Even more recently I introduced new categories of outrageous jurists, bureaucrats and economic illiterates. Rather than create separate one-offs for each category, last year I bundled them in the "minor awards", and the current post is the second in the series.
- Bad Judge of the Year: Justice Kennedy on Obergefell v Hodges
via Biography |
I have published my opinions on "gay marriage" elsewhere (see here, for example). I don't have a problem with gay individuals' rights to associate freely, to form relationships (and use whatever language they want to use to characterize their commitments to each other) and live their own lives in the pursuit of happiness. I see the institutions of marriage and family as private sector constructs predating and independent of the State. As a general principle, I don't believe that the State should intervene in the social context, including economic incentives or privileges. I see the state definition of marriage as more reflective of or proxy for a social preference/public morals under the Tenth Amendment. If states wanted to confer special privileges on nontraditional relationships, fine, but for decisions to be imposed by the judicial branch is tyrannical. (Note that the states in question did not prohibit nontraditional relationships.) To argue that legal traditions going back to English precedents were "discriminatory" is ludicrous.
This is where Justice Kennedy comes into play. In the prior decision, Kennedy explicitly recognized the Tenth Amendment, but he decided the CA Prop 8 decision on a legal technicality of standing (the then Governator and AG Jerry Brown refused to defend pro-traditional marriage Prop 8 in court). Activist judges and Courts of Appeal then set aside traditional marriage propositions in up to 31 states; a couple of Appeals courts ruled in favor of traditional marriage definition.

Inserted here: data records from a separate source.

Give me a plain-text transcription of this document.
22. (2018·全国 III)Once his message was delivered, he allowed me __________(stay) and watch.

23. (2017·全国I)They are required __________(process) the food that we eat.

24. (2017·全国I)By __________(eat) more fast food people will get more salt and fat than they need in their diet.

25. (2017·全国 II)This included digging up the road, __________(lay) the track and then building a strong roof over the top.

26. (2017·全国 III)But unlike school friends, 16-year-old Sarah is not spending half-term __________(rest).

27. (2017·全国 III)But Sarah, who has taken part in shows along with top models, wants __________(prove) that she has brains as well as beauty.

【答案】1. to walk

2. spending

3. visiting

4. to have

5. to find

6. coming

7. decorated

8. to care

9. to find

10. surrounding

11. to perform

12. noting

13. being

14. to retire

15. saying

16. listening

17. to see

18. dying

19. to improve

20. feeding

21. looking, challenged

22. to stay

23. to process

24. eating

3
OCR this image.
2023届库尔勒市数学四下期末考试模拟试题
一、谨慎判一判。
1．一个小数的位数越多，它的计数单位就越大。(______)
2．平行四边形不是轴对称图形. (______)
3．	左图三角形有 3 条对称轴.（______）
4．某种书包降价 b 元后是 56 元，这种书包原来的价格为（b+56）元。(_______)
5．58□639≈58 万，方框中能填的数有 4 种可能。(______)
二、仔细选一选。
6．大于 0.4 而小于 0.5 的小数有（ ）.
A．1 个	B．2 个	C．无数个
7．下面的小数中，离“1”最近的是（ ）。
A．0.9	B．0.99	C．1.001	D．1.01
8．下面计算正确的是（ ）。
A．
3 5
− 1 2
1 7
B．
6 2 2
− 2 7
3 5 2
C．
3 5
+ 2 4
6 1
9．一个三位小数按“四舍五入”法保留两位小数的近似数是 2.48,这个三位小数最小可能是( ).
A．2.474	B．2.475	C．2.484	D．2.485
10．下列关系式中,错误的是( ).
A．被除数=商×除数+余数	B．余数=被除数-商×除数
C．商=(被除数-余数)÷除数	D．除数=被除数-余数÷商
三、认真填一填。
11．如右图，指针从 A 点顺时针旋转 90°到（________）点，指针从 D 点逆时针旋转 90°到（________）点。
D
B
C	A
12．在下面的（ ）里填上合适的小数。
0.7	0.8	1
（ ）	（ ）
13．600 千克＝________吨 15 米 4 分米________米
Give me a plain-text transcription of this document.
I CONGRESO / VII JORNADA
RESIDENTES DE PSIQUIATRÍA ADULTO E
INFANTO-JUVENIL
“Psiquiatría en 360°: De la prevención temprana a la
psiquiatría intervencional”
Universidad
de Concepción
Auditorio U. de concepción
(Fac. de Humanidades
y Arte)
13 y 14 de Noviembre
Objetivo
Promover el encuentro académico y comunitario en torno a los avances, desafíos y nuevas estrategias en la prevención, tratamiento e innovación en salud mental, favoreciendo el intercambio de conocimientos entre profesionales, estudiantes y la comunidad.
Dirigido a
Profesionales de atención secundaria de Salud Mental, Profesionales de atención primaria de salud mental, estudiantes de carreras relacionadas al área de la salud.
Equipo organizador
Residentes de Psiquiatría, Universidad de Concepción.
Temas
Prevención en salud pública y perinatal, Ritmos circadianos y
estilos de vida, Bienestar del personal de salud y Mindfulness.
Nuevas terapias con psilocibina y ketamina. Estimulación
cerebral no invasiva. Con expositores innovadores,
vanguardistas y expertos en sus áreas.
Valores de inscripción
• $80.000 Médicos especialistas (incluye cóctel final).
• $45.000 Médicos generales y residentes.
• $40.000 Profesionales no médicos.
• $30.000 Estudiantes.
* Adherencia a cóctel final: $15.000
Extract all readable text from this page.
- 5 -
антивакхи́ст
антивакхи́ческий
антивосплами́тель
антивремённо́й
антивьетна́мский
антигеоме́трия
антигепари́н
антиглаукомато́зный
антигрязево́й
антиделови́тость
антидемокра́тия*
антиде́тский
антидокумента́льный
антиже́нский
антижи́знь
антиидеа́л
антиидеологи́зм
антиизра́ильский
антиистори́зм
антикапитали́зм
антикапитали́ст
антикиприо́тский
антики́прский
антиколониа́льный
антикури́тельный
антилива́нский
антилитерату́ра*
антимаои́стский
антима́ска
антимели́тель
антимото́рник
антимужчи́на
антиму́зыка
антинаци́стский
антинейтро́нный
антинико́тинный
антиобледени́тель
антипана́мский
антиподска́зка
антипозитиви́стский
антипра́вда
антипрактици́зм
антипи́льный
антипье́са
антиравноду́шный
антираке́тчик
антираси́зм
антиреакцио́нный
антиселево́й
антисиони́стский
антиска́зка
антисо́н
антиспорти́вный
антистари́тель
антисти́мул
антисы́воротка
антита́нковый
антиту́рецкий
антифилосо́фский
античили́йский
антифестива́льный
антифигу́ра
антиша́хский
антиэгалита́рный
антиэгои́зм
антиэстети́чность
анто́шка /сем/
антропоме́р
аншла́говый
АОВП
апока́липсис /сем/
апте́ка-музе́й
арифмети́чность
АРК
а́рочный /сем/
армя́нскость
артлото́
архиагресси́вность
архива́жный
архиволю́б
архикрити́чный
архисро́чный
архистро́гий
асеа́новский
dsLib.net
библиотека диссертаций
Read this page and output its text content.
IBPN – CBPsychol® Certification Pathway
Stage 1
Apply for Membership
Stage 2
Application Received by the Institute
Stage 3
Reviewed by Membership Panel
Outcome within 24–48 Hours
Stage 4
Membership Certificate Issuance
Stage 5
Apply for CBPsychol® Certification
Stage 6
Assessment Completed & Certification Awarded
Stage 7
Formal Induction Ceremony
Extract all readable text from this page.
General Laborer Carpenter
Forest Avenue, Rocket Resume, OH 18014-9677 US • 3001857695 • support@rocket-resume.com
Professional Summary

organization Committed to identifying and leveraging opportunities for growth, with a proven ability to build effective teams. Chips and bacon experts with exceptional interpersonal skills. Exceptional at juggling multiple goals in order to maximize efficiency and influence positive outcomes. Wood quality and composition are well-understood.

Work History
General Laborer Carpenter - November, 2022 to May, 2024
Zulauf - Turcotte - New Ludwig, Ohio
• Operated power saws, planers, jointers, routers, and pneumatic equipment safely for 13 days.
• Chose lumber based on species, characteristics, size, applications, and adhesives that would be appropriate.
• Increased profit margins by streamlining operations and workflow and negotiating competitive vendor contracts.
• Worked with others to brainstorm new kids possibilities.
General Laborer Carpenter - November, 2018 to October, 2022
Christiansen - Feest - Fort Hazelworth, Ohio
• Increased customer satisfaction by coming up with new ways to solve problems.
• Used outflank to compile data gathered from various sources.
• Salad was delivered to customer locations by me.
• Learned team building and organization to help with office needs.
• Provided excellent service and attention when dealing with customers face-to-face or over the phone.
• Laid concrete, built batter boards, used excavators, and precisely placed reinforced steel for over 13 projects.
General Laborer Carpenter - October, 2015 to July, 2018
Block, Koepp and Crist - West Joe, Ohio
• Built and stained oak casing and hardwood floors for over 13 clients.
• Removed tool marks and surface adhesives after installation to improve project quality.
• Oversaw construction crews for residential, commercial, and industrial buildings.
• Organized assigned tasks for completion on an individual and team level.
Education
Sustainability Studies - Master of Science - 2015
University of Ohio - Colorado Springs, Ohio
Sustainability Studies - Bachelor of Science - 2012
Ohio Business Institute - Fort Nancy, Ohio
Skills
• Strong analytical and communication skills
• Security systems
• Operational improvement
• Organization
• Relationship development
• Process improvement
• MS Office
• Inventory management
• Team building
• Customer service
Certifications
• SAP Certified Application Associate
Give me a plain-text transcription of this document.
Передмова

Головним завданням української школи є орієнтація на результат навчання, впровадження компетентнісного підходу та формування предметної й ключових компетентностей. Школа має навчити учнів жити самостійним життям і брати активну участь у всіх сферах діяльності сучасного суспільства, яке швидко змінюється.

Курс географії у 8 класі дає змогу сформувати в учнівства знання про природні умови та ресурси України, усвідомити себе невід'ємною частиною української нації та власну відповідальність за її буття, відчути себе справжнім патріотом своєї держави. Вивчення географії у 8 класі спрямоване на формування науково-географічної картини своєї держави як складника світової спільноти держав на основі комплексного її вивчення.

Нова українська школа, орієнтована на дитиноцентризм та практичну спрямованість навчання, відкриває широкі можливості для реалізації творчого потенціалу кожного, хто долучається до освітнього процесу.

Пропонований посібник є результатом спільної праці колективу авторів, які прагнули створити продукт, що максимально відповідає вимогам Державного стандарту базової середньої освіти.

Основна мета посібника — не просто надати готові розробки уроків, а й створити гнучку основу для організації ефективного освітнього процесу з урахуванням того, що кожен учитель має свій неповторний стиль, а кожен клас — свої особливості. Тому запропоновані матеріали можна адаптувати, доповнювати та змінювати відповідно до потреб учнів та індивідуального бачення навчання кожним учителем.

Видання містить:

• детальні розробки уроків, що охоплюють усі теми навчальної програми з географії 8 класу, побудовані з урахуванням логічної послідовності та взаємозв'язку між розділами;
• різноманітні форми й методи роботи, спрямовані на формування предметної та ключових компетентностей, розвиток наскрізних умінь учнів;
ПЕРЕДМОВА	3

When I saw SCOTUS refuse to set aside the pro-gay marriage decisions in other circuits but did agree to pick up the appeal of the states rights decisions, I knew how the decision in Obergefell would come down.
- Economic Illiterate of the Year: Sen. Bernie Sanders (I-VT), Presidential Candidate
via Wikipedia |
- Scumbag Public Servant of the Year: Diana Rubens and Kimberly Graves, VA
via Fellowship of the Minds |
The Department of Veterans Affairs reportedly paid out more than $142 million in performance bonuses in 2014 despite a string of scandals inside the agency...But [new VA management] only restricted bonuses for senior execs in the embattled Veterans Health Administration. The VA continued to pay bonuses to other workers in other departments, including those facing their own controversies.
On Sept. 28, 2015, the VA Inspector General’s office issued a report finding that Rubens and Graves had “inappropriately used their positions of authority for personal and financial benefit” by arranging the transfer of subordinates whose jobs they wanted and then volunteering to fill the vacancies.
Rubens became director of Veterans Benefits Administration’s Philadelphia and Wilmington VA regional offices and received $274,019.12 for relocation expenses under a program that was meant to offer incentives for hard-to-fill posts. Graves became director of the VBA’s St. Paul, Minn., regional office, with relocation pay of $129,467.56.
Both women maintained their senior executive salaries after transferring to these less-demanding jobs. Their predecessors also received relocation costs totaling $60,000, the report found. Rubens received an $8,000 bonus last year, which she was not asked to repay.
The Department of Veterans Affairs will not try to recoup more than $400,000 from [Rubens and Graves], The agency has remained silent on questions about its decision to demote and transfer but not fire [the two women].